Benign Prostatic Hypertrophy is an abnormal growth of the gland typically seen in aging men and often responsible for various degrees of urinary problems. The condition is not malignant – it won’t invade other tissues – but the gland becomes larger than normal. The primary signs and symptoms are general problems with urination, including urinary frequency, urinary urgency, nocturia (needing to get up at night to urinate), a sensation of incomplete emptying, overflow incontinence or total retention, hesitancy to urinate with a decreased force of stream, terminal dribbling (the final phase of urination as slow drips), burning on urination, and signs of infection such as chills and fever (due to the urine staying in the bladder).
Some researchers have suggested that BPH typically indicates low levels of male hormones. An abnormally high activity of the enzyme that converts testosterone to dihydrotestosterone (DHT), 5-alpha reductase, is usually seen in BPH. DHT may be a more potent stimulator of prostate cell growth than testosterone, and is also considered to be a factor in male pattern baldness. High levels of estrogen may also factor in the disease progression. Most medications used for PBH are from a class called 5-alpha-reductase inhibitors. They work by decreasing the endogenous synthesis of DHT by inhibiting 5-alpha-reductase.
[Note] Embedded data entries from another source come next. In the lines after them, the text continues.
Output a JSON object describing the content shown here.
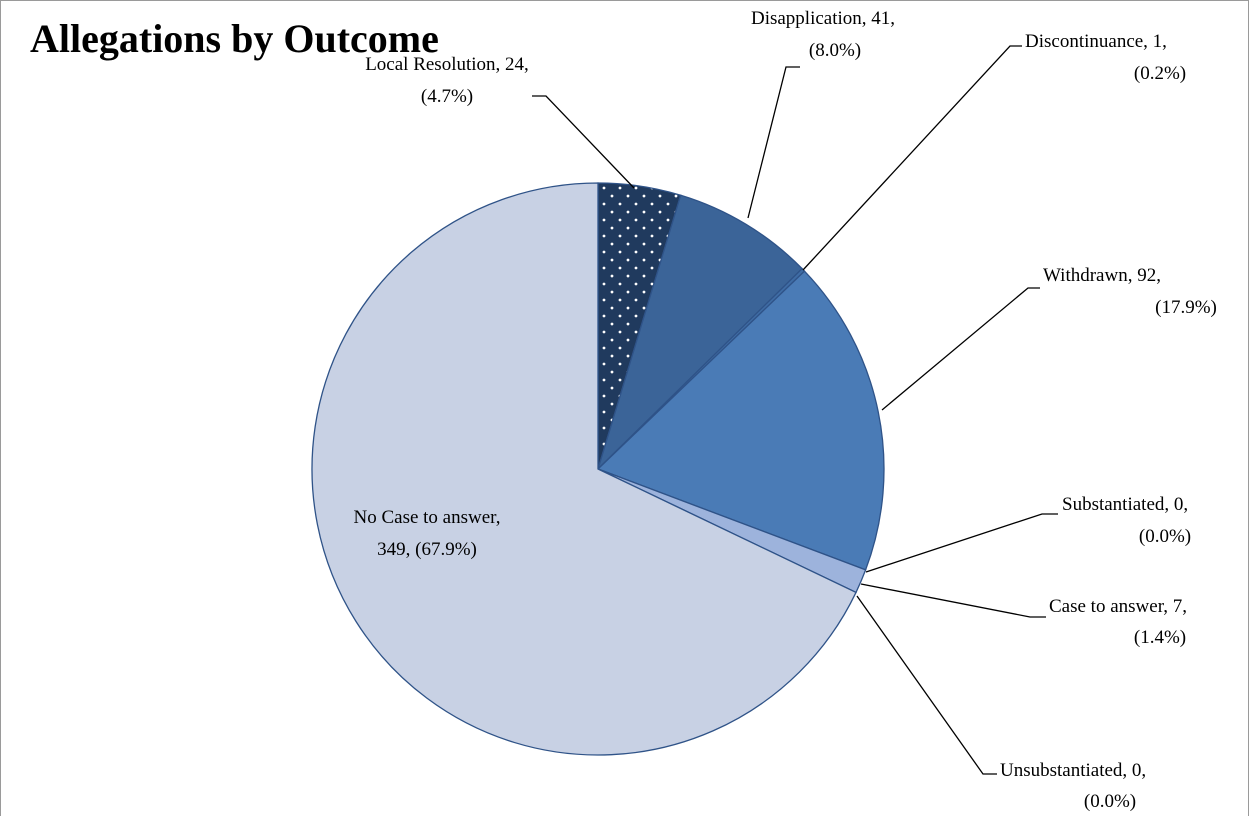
{
  "chart_data": {
    "type": "pie",
    "title": "Allegations by Outcome",
    "values": [
      24,
      41,
      1,
      92,
      0,
      7,
      0,
      349
    ],
    "value_labels": [
      [
        "Local Resolution, 24,",
        "(4.7%)"
      ],
      [
        "Disapplication, 41,",
        "(8.0%)"
      ],
      [
        "Discontinuance, 1,",
        "(0.2%)"
      ],
      [
        "Withdrawn, 92,",
        "(17.9%)"
      ],
      [
        "Substantiated, 0,",
        "(0.0%)"
      ],
      [
        "Case to answer, 7,",
        "(1.4%)"
      ],
      [
        "Unsubstantiated, 0,",
        "(0.0%)"
      ],
      [
        "No Case to answer,",
        "349, (67.9%)"
      ]
    ],
    "colors": [
      "#203a5e",
      "#3b6498",
      "#3f6ca4",
      "#4a7bb6",
      "#6d90c6",
      "#9db3dc",
      "#b4c4e2",
      "#c8d1e4"
    ],
    "patterns": [
      "dots",
      null,
      null,
      null,
      null,
      null,
      null,
      null
    ]
  }
}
Another avenue to take for treatment is by increasing the hormones carriers, which will decrease the amount of available DHT and possibly even estrogen. For the prostate that is specifically sex hormone binding globulin (SHBG). Some herbs are thought to be beneficial in this way, nettle herb in particular. Nettle herb has been used with success both in clinical practice by naturopaths and in clinical studies to reduce symptoms associated with BPH. Another herb is saw palmetto (Serenoa repens). The fat soluble Saw palmetto extract can reduce the activity of the 5-alpha reductase enzyme which contributes to BPH. Saw palmetto also blocks DHT from binding in the prostate.
A change in diet to focus on whole, unprocessed food such as whole grains, legumes, vegetable, fruits, nuts and seeds can be helpful as well as adding more of the nutrients that are good for the prostate. Eating organic food whenever possible is important, as some pesticides can increase the activity of 5-alpha-reductase and stimulate the enlargement of the prostate. Raw pumpkin seeds are high in zinc, a mineral that is paramount to treating BPH, should be consumed, as well as almonds, sesame seeds and tahini.